Recently I've came across the following situation when studying Quantum Mechanics: suppose we have two operators $A,B$ on the space of functions $L^2(\mathbb{R}^3)$ and suppose they have the following property
If we use spherical coordinates in $\mathbb{R}^3$ then $A$ just acts on the $r$-dependence of functions and $B$ just acts on the $\theta,\phi$-dependence of functions.
If a function is separable, that is, if it has the form $f(r,\theta,\phi)=f_1(r)f_2(\theta,\phi)$ then we can precisely formulate that property by saying that $A$ is such that
$$Af(r,\theta,\phi)=[Af_1(r)]f_2(\theta,\phi)$$
where $Af_1(r)$ really means $A$ applied to $(r,\theta,\phi)\mapsto f_1(r)$ and computed at $(r,\theta,\phi)$. The same idea would be used for $B$.
Now, the point is that if $f$ is separable we know that it's $r$-dependence is $f_1$ and it's angular dependence is $f_2$.
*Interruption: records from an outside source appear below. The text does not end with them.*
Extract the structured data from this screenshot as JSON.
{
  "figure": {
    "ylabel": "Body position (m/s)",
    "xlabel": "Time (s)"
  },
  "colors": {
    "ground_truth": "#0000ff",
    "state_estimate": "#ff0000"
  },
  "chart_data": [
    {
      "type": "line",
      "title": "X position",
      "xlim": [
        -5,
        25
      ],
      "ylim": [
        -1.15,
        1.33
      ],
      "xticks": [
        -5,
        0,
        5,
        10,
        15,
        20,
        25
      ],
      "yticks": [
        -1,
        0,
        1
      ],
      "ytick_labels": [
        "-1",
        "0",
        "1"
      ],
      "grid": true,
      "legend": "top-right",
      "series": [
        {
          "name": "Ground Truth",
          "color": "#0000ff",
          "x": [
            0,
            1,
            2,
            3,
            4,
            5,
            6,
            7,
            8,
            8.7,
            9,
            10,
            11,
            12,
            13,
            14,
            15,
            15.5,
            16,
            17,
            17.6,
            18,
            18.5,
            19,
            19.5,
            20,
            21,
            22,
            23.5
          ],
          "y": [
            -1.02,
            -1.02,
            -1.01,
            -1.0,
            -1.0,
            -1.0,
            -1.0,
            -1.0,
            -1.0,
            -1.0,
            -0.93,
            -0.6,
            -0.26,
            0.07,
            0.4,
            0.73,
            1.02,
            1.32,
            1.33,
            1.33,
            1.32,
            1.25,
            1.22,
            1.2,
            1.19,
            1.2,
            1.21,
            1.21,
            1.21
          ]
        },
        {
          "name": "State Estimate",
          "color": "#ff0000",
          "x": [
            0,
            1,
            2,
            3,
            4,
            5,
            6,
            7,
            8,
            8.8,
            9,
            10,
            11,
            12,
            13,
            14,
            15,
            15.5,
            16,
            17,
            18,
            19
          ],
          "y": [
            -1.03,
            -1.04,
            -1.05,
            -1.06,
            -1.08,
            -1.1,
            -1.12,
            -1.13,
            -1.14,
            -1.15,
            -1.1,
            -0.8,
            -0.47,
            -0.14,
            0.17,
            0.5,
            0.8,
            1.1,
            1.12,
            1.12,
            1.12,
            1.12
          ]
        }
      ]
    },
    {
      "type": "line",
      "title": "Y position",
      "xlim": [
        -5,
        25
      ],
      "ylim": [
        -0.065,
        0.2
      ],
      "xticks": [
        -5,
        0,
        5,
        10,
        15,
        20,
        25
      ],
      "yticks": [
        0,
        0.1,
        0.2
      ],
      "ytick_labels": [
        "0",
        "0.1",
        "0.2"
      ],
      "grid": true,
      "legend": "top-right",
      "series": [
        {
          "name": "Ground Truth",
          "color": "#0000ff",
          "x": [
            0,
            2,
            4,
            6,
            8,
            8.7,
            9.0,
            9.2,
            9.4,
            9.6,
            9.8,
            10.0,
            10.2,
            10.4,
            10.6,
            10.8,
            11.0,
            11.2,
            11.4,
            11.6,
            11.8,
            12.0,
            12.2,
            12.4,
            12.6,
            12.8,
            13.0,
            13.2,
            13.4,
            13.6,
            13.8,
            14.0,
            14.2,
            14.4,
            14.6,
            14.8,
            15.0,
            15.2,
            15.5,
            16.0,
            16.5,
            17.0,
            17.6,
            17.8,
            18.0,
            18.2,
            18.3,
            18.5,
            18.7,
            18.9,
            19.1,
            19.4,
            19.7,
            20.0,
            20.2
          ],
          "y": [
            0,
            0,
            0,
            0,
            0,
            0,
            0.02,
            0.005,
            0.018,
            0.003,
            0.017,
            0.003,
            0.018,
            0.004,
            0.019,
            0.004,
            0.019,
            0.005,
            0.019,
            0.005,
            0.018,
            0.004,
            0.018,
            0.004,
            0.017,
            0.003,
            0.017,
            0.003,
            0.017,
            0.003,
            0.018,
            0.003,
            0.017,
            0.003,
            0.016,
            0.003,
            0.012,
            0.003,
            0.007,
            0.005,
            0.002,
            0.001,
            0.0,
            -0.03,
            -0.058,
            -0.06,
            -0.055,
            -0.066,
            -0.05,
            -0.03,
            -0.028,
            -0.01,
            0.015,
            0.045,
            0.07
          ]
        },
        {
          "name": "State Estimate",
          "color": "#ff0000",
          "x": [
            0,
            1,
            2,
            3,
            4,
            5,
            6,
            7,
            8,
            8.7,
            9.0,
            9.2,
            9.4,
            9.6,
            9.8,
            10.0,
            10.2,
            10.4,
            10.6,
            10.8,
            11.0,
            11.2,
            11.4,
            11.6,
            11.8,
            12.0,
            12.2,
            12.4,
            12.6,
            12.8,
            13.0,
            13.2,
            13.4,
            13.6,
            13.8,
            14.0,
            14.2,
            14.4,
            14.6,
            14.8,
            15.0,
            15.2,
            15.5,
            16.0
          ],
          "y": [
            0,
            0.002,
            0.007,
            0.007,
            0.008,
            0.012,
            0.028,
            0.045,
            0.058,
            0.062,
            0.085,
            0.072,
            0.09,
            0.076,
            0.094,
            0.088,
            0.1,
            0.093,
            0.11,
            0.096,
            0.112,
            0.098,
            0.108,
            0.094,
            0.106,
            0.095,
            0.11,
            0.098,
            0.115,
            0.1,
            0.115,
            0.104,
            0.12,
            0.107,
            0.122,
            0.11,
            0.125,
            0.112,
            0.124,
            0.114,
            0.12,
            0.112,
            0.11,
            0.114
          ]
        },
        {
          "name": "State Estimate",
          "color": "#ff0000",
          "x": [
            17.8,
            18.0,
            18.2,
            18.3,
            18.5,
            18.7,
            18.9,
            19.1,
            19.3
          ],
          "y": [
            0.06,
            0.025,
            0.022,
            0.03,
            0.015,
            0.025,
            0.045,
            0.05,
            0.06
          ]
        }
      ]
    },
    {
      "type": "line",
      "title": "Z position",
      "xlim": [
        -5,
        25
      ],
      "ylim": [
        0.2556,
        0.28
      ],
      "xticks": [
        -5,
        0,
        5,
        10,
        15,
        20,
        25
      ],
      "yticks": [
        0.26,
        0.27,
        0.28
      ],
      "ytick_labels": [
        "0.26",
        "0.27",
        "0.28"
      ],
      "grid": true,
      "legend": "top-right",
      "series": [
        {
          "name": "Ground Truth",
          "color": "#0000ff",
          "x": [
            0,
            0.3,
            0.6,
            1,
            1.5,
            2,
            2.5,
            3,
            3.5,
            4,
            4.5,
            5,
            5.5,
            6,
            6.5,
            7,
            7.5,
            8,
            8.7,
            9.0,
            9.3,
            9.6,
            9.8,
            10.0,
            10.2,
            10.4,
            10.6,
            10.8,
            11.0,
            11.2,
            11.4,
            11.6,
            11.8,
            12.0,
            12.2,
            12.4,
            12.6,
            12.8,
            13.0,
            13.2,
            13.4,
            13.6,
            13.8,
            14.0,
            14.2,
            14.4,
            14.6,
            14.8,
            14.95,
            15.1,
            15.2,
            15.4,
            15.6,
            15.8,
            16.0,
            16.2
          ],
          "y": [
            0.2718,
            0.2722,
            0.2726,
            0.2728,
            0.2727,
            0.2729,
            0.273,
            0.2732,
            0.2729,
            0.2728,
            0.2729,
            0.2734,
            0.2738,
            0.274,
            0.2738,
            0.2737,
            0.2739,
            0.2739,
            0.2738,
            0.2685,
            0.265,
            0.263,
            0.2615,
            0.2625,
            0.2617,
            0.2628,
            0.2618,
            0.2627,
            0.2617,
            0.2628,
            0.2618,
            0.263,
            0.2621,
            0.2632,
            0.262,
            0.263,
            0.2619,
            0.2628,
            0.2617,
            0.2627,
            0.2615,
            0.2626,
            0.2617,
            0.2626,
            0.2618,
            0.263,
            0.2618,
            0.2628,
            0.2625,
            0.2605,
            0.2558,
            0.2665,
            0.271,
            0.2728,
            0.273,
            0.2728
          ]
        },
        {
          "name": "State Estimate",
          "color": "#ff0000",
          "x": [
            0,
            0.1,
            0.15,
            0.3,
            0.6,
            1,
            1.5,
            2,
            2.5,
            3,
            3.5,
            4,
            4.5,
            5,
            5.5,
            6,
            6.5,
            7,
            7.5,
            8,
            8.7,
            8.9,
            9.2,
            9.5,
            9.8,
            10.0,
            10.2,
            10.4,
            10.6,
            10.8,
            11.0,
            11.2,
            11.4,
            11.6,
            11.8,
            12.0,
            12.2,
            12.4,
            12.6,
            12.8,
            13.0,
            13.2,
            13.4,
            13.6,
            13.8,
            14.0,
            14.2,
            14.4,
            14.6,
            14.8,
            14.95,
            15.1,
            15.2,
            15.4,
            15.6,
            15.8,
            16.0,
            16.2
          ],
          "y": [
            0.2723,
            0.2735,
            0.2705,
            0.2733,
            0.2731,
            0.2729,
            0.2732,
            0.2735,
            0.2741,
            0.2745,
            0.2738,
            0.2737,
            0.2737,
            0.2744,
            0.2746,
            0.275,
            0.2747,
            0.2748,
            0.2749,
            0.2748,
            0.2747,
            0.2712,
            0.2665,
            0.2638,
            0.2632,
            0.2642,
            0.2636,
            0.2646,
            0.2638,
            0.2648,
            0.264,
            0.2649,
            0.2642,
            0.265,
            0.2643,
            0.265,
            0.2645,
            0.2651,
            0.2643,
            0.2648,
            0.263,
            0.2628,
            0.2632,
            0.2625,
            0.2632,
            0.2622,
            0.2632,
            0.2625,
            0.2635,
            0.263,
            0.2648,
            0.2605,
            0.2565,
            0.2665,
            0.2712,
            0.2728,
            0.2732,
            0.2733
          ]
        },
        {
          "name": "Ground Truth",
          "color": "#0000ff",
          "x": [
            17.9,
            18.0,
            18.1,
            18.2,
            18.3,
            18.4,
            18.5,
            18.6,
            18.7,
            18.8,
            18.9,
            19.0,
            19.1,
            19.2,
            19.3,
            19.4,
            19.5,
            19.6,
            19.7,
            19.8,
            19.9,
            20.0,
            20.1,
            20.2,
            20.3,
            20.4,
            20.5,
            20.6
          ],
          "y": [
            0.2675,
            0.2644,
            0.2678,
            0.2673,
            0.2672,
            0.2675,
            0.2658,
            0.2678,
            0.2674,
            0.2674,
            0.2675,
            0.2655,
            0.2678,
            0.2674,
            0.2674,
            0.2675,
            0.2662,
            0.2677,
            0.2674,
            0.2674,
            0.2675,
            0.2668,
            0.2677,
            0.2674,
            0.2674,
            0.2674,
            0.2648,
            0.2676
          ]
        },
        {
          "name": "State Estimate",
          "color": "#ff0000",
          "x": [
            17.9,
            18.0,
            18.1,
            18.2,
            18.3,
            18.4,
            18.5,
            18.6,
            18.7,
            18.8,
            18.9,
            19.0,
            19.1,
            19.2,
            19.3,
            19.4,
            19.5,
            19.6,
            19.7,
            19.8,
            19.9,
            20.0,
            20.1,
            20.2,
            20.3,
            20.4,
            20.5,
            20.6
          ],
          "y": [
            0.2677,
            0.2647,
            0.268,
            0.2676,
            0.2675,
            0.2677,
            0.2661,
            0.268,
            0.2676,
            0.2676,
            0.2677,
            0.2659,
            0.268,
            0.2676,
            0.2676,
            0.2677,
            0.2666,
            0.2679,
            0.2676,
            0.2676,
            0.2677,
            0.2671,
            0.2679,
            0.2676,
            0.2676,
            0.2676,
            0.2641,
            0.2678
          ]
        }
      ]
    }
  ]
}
If $f$ were not separable, it is not clear at all what "$r$-dependence of $f$" and "$\theta,\phi$-dependence of $f$" really means and I can't see how to precisely formulate this property.
The background here is the following: I want to prove that if $A$ and $B$ are operators like that then $[A,B]=0$. In general if we pick $L^2(\mathbb{R}^n)$ and if $A,B$ are operators such that $A$ acts just on the $x^i$ dependence of functions and $B$ acts just on the $x^j$ dependence of functions I want to show that $[A,B]=0$.
This is intuitively obvious. But formulating this property in a precise way for general (not separable) functions is being the real problem here for me.
The $L^2$ functions on the square $0 \le x,y \le 1$ with Lebesgue measure can be written as $$ f = \sum_{n}\sum_{k}a_{n,k}e^{2\pi inx}e^{2\pi iky}, $$ where $$ a_{n,k} = \int_{0}^{1}\int_{0}^{1}f(x',y')e^{-2\pi nx'}e^{-2\pi iky'}dx'dy' $$ I suspect you can make sense of what you're doing in this context.